Exigimos pedido público e específico de desculpas a todas as mulheres, em especial à Dra. Ingrid, por parte do Diário de Santa Maria e do jornalista Claudemir Pereira, que estava fazendo a mediação do debate e deixou o médico falar e expressar suas colocações infundadas em relação ao estupro. Por fim, também exigimos a retratação pública do Médico Eduardo Rolim, pela violência de gênero cometida e conivência com “possibilidades de estupros”. O ocorrido foi uma violência e por isso essas retratações são medidas que se impõem.

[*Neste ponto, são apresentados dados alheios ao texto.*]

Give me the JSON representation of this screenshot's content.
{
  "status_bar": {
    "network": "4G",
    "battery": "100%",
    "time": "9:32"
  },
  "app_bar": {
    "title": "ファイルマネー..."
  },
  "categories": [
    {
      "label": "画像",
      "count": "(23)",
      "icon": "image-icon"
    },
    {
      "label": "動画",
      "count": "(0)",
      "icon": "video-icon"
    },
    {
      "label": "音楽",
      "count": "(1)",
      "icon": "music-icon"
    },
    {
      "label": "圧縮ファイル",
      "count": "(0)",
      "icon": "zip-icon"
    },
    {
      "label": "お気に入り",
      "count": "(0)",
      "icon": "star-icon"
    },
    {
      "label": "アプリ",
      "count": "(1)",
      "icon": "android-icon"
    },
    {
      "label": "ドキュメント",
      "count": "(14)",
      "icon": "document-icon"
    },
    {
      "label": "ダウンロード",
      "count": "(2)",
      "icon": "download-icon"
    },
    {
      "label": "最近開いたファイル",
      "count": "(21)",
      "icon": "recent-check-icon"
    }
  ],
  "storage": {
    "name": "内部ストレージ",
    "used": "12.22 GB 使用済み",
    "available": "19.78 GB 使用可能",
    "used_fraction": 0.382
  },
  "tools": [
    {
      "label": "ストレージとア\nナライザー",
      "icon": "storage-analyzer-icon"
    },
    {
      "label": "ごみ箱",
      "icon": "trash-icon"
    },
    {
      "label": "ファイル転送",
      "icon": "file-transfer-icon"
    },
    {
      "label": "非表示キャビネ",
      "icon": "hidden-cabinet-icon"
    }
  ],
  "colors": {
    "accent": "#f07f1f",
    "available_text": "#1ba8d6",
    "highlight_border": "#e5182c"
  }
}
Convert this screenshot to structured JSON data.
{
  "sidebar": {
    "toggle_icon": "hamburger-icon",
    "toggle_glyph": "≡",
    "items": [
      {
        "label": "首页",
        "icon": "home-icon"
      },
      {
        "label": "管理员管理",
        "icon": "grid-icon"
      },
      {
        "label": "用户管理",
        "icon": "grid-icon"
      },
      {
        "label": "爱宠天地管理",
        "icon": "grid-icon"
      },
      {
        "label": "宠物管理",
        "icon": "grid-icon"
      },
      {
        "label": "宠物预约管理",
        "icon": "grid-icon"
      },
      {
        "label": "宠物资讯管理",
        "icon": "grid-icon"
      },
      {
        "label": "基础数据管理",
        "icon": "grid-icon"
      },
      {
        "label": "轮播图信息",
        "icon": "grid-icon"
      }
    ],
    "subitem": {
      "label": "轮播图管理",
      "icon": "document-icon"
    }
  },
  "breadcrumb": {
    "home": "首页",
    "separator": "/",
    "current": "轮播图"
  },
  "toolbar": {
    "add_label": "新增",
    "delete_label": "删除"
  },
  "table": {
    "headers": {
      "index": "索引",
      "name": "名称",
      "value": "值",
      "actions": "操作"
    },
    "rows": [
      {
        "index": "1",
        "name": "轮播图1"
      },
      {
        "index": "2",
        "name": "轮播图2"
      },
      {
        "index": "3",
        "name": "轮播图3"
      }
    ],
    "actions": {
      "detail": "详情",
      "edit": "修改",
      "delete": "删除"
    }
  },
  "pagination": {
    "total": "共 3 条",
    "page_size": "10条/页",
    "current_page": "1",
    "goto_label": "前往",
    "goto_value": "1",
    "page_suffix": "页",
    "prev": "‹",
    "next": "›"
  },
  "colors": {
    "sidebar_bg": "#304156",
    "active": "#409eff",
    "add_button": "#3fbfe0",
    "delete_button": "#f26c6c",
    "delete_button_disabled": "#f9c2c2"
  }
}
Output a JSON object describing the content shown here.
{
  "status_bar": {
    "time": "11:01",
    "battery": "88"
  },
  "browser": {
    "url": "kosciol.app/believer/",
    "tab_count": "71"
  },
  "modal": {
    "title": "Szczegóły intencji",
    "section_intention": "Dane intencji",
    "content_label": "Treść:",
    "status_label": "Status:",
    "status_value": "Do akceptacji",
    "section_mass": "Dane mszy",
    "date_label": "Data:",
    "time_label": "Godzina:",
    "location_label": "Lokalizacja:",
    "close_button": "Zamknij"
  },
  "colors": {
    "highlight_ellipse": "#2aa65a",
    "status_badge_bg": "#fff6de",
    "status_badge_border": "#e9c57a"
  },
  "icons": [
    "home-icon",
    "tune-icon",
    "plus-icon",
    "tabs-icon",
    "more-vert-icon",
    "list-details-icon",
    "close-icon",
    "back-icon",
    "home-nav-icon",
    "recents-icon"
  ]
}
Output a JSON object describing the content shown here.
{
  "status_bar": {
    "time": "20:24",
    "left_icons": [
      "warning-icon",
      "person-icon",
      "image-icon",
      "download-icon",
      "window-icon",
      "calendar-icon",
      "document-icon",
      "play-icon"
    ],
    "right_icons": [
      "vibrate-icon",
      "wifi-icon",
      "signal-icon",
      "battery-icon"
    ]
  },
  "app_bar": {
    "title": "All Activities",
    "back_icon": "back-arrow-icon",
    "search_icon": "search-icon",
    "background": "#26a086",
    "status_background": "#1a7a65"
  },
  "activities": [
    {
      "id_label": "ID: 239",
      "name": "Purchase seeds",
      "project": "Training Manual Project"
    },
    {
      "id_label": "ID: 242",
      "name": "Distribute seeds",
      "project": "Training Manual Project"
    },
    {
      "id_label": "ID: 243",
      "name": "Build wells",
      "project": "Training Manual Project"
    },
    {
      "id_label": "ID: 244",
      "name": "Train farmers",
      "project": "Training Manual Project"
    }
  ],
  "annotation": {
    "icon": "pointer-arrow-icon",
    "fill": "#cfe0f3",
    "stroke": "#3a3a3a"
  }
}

Lembramos hoje, 1º de maio, Dia do Trabalho, que as mulheres possam ter mais respeito, dignidade e amparo em seus ambientes de trabalho e fala.
ASSINAM ESSA NOTA:
- ACOLHELAS – Atendimento a mulheres vítimas de violência;
- ANEN Articulação Nacional de Enfermagem Negra;
- Associação de Arte e Cultura Negra Ara Dudu;
- Associação Beneficente e Cultural Africana Ilê Axé Ijobá de Oxum e Bará;
- Associação Brasileira de Ensino em Fisioterapia – Núcleo de Gênero, Diversidade e Igualdade Racial da ABENFISIO;
- Associação Rede Unida;
- Associação Vida e Justiça em Apoio e Defesa dos Direitos da Covid 19;
- AGTS Associação Gaúcha dos Trabalhadores da Saúde RS;
- Atelier Grupo da Estação;
- Conselho Municipal de Promoção da Igualdade Racial (COMPIR) de Santa Maria – Segmento Mulheres e Segmento de Grupos de Cultura e Tradições Afro-brasileiras;
- Centro dos Professores do Estado do Rio Grande do Sul – Sindicato dos Trabalhadores em Educação – CPERS Santa Maria;
- Centro Brasileiro de Estudos de Saúde-Cebes RS;
- Comissão da Mulher Advogada da OAB/SM;
- Coletivo Justiça para Isadora;
- Conselho Municipal de Saúde de Santa Maria;
- Coletivo de Psicanálise de Santa Maria – CLTVPSM;
- Comitê de Igualdade e Gênero da UFSM;
- Comitê de Bioética Feminista do Grupo Hospitalar Conceição (GHC);
- Coletivo Raça, Gênero e Diversidade da ASERGHC;
- Diretório Central de Estudantes da UFSM – DCE UFSM;
- Equipe AMBRA-/ Grupo Nascer Sorrindo Santa Maria;
- Fórum de Enfrentamento à Violência contra Mulheres de Santa Maria/Campanha Santa Maria 50-50;
- Fórum dos Direitos Humanos, Diversidade e Equidade de Raça e Gênero da Rede Unida;
- FEGAMEC – Federação Gaúcha de Associações de Moradores e Entidades Comunitárias;
- GEEUM@ – Grupo de Estudos e Extensão Universidade das Mulheres – UFSM;
- Grupo Mulheres do Brasil de Santa Maria – RS;
- GIDH / UFSM – Grupo de Pesquisa e Extensão em Gênero, Interseccionalidade e Direitos Humanos;
- Grupo de Estudos dos Movimentos Feministas. El@s – UFSM;
- Laboratório de Espacialidades Urbanas – UFSM;
- Movimento Negro Unificado de Santa Maria-MNU/RS/SM;
- Movimento Policiais Antirracistas;
- Mulheres Dona de Si;
- Ordem dos Advogados do Brasil – Seccional do Rio Grande do Sul – Subseção Santa Maria;
- Pós-graduação em Estudos de Gênero | UFSM;
- Rede de Mulheres Negras Obirin;
- SEDUFSM – Sessão Sindical de Docentes da UFSM;
- Seção Sindical dos Técnicos de Nível Superior da UFSM (ATENS);
- SINPROSM – Sindicato dos Professores Municipais de Santa Maria;
- Sindicato dos Bancários de Santa Maria e região;
- Sindicato dos Municipários de Santa Maria.